No improvement on the HDL-C levels were observed in both groups, supporting that either statins or statins combined with EZ were not potent enough to improve HDL-C level in Chinese ACS with T2DM patients.

Previous studies show that the combination of EZ and statins provided greater reduction on hs-CRP compared with statins monotherapy for 12 weeks in hypercholesterolemia patients [19],[20]. We observed that the levels of serum hs-CRP were significantly decreased in both groups at day 30th, compared with those at baseline. Nevertheless, there was no significant difference between two groups (47% and 42%, P = 0.365) at 30th day. Statins proportion in each group may account for the difference. There were much more rosuvastatin (73% vs. 57%) and less atorvastatin (20% vs. 34%) in statins group, compared with those in the combination group. Moreover, the reduction of hs-CRP levels in each group might be explained by acute inflammation regression after acute stage of ACS and may not be related to the statins or statins combined with EZ. Therefore, based on the present evidence, we cannot overemphasize the anti-inflammatory effects of either statins or EZ [21].

The recent study showed that EZ can improve the IR in the metabolic syndrome with elevated LDL-C (>120 mg/dl) patients in the EZ group [22]. Nonetheless, here we did not observe the effect of EZ on IR in Chinese ACS with T2DM patients. If possible, we would like to further evaluate the effectiveness of EZ on IR in Chinese patients in future study.

Furthermore, we evaluated the safety of combination therapy in the early stage of ACS. No significant elevations of liver enzymes, CK or myopathy were observed in both groups. These data support that the combination therapy of EZ and statins has similar safety as statins monotherapy in Chinese ACS patients with T2DM.

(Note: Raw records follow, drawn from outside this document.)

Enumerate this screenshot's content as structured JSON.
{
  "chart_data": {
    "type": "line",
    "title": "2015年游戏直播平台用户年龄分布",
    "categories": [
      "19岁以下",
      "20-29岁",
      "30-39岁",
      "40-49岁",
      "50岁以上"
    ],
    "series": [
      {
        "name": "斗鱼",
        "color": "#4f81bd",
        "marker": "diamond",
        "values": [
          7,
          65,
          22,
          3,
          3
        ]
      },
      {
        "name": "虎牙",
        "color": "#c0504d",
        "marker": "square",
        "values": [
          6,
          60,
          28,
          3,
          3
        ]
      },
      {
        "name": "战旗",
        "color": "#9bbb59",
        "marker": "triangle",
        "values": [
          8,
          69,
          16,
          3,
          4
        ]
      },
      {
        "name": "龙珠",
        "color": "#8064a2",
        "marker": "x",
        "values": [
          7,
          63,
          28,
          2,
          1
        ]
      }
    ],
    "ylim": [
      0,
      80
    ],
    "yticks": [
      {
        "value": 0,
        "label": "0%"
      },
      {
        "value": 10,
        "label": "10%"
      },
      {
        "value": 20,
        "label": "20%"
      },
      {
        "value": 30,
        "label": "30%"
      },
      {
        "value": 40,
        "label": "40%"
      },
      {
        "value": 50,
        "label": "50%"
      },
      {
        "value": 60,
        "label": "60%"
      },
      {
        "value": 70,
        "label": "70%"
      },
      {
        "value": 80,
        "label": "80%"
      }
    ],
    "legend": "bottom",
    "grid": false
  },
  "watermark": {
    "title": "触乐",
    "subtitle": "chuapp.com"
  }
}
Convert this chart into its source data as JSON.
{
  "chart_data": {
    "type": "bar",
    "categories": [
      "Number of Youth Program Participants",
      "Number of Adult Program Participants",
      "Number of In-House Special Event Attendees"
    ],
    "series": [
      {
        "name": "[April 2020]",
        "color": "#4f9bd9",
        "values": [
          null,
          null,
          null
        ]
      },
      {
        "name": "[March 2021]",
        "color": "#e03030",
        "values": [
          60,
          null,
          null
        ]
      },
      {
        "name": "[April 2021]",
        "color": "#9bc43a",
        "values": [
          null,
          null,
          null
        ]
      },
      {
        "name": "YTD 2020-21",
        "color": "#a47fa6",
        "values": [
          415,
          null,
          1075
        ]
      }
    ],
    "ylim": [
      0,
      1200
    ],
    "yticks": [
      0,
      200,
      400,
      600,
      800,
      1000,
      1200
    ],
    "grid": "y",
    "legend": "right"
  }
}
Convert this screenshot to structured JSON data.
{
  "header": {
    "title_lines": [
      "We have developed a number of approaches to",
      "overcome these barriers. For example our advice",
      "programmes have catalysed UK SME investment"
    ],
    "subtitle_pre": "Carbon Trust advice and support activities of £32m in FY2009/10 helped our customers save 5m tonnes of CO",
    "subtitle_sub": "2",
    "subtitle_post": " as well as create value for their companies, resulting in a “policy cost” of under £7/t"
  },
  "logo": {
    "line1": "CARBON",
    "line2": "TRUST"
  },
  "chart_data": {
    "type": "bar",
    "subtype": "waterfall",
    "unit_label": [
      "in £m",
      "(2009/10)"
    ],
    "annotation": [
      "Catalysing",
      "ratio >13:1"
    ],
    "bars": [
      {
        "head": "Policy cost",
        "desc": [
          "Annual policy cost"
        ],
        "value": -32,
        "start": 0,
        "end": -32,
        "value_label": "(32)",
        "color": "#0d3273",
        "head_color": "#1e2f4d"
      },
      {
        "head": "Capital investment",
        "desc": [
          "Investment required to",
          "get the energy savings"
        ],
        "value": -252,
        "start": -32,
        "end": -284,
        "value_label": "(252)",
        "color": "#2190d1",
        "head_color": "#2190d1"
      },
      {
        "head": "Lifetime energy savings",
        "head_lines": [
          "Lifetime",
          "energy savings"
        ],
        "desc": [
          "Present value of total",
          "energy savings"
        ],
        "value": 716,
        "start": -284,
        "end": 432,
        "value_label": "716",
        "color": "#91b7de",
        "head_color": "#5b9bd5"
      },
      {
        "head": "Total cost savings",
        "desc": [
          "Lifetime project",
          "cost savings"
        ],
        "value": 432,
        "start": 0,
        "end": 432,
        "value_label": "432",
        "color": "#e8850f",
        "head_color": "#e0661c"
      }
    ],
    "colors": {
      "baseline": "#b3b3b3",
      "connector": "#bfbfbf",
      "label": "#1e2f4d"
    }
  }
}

The limitation of our study is small sample size. It is worth to further evaluate the clinical effect of the combined therapy in larger Chinese population of ACS and T2DM with enough longer follow-up.

Conclusions

In Chinese patients with ACS and T2DM, the combination therapy of EZ and statins at dose used in stable CHD can bring extra LDL-C-lowering effect and improve the control rate of LDL-C level compared with the statins monotherapy. Furthermore, patients with ACS and T2DM should benefit from the early reduction of LDL-C level in combination therapy with safety profile compared with statins group. It is necessary to further investigate the effects and safety of EZ combined with moderate statins in larger Chinese population with ACS and T2DM for longer follow-up, expecting the clinical trial could provide more strong evidence for the application of the EZ and statins in Chinese ACS patients with T2DM.

Consent

Written informed consent was obtained from the patient for the publication of this report and any accompanying images.